Importantly, Helm 4 can maintain compatibility with existing Helm v3 charts, enabling gradual adoption without immediate changes to artifacts.
Relevance to AOSM Publishers
AOSM team is tracking two milestones for Helm 4 support.
- First, AOSM team will release a NFO version with Helm 4.1.4 configured to behave in "compatibility mode." This provides full backwards compatibility to Helm 3.18, publishers do not need to make any changes to charts, or other artifacts, to start using Helm 4.
- Second, AOSM team will release a NFO version which removes compatibility customizations allowing full Helm 4 support. Publishers can choose to move to this version when ready, knowing it will most likely require changes to charts and artifacts for compatbility.
Publishers will continue to have flexibility to select between these two Helm behavior modes when installing NFO onto a cluster.
Compatibility mode details
The following chart summarizes the configuration settings applied to emulate earlier Helm version behavior, when running Helm 4 in "compatibility mode":
- Stricter schema validation
- Helm 4’s new validator rejects Go typed slices, such as []map[string]interface{}, as invalid JSON arrays. This behavior creates failures when NFO injects imagePullSecrets values.
- Value injection logic is updated to use []interface{} istead, also audited similar code paths.
- Server-side apply enabled by default
- Helm 4 validates rendered manifests against cluster OpenAPI schema before apply. This causes failures for charts with invalid field paths, previously tolerated by Helm 3.
- SSA is disabled during install and upgrade paths to preserve Helm 3 behavior.
- New wait model
- Helm 4 defaults to event-driven waiting, which requires watch RBAC. Adopting the default would fail on Nexus clusters due to lack of permissions.

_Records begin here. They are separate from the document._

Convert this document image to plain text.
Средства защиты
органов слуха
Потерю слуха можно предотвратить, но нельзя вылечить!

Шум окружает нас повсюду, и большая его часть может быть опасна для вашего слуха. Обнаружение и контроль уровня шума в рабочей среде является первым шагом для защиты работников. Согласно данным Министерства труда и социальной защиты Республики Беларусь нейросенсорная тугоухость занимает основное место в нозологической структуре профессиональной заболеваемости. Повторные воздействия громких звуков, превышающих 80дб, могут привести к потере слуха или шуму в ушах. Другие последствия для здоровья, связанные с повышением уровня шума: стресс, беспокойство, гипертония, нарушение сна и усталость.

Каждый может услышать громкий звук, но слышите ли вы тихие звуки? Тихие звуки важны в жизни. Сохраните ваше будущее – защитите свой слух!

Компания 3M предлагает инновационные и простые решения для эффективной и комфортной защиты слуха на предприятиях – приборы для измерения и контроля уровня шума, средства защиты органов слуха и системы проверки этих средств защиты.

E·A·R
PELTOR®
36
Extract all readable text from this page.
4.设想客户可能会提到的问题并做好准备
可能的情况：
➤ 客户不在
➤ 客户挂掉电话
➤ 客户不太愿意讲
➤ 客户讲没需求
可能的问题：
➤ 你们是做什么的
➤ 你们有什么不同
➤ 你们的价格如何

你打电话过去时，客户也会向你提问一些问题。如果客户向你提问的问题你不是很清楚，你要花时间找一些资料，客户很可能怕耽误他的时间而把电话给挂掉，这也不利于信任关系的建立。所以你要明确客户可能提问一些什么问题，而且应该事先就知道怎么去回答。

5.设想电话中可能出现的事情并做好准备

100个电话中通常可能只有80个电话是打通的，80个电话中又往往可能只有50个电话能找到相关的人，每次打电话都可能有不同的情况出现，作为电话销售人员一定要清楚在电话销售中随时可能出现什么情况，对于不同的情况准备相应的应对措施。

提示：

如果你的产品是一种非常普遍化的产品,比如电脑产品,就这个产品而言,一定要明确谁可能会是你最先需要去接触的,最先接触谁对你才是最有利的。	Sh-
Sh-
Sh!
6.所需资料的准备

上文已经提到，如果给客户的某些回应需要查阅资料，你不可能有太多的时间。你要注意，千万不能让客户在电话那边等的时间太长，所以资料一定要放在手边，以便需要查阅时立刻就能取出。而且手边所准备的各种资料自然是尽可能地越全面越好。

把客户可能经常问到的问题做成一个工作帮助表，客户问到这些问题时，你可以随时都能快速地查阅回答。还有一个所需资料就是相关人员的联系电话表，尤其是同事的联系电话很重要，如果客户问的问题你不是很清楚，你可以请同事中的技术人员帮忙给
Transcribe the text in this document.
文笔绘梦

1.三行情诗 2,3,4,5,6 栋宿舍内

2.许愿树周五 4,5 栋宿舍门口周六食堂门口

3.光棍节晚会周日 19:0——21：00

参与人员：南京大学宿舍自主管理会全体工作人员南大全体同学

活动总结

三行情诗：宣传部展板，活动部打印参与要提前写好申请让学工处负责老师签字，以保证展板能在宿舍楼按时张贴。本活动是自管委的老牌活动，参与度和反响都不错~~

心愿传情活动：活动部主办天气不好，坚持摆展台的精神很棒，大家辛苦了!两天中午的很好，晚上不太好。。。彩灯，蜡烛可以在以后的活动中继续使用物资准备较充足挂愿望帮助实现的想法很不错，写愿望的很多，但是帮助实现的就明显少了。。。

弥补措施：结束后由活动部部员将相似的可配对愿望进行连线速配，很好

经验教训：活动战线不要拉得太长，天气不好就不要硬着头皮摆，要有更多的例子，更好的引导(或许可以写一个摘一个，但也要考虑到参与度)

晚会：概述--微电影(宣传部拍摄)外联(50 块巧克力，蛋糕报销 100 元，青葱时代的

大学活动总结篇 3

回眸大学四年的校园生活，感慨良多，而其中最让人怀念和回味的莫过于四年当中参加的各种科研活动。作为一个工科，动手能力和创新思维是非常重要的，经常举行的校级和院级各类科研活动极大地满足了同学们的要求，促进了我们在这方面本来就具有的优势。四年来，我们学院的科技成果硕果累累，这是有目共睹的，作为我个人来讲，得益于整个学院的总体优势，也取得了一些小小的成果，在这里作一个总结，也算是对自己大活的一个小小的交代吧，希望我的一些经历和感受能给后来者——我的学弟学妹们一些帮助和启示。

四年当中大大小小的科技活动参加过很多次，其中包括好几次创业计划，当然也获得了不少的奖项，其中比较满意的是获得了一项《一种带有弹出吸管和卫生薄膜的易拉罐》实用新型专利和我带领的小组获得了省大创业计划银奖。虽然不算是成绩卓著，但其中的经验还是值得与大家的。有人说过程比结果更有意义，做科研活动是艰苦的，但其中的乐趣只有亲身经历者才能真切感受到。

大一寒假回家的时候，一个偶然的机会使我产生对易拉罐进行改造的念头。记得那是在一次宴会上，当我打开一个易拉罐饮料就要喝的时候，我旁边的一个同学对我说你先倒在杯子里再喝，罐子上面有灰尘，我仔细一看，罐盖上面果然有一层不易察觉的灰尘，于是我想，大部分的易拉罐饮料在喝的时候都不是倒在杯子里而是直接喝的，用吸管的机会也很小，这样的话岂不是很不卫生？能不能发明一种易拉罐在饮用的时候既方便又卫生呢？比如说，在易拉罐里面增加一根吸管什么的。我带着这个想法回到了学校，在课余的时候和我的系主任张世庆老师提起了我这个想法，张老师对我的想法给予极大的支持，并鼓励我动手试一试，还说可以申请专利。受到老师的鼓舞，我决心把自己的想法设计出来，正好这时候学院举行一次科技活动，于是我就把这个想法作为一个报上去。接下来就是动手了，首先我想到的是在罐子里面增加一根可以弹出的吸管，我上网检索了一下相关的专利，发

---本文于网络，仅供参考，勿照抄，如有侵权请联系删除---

- Pinned wait behavior to LegacyStrategy to preserve Helm 3 polling semantics.
- Recreate removed
- Helm 4 removes Upgrade.Recreate. Runtime risk is low, but customer-set values in the CRD would no longer have effect.
- Preserve the CRD field for compatibility and ignore it in Helm 4 paths.
- Schema metaschema validation
- Helm 4 validates the chart's values.schema.json against the JSON Schema metaschema. Charts with non-compliant fields are rejected before values are even checked. This is known to cause failures with publisher charts.
- Set "SkipSchemaValidation = true" on install and upgrade actions.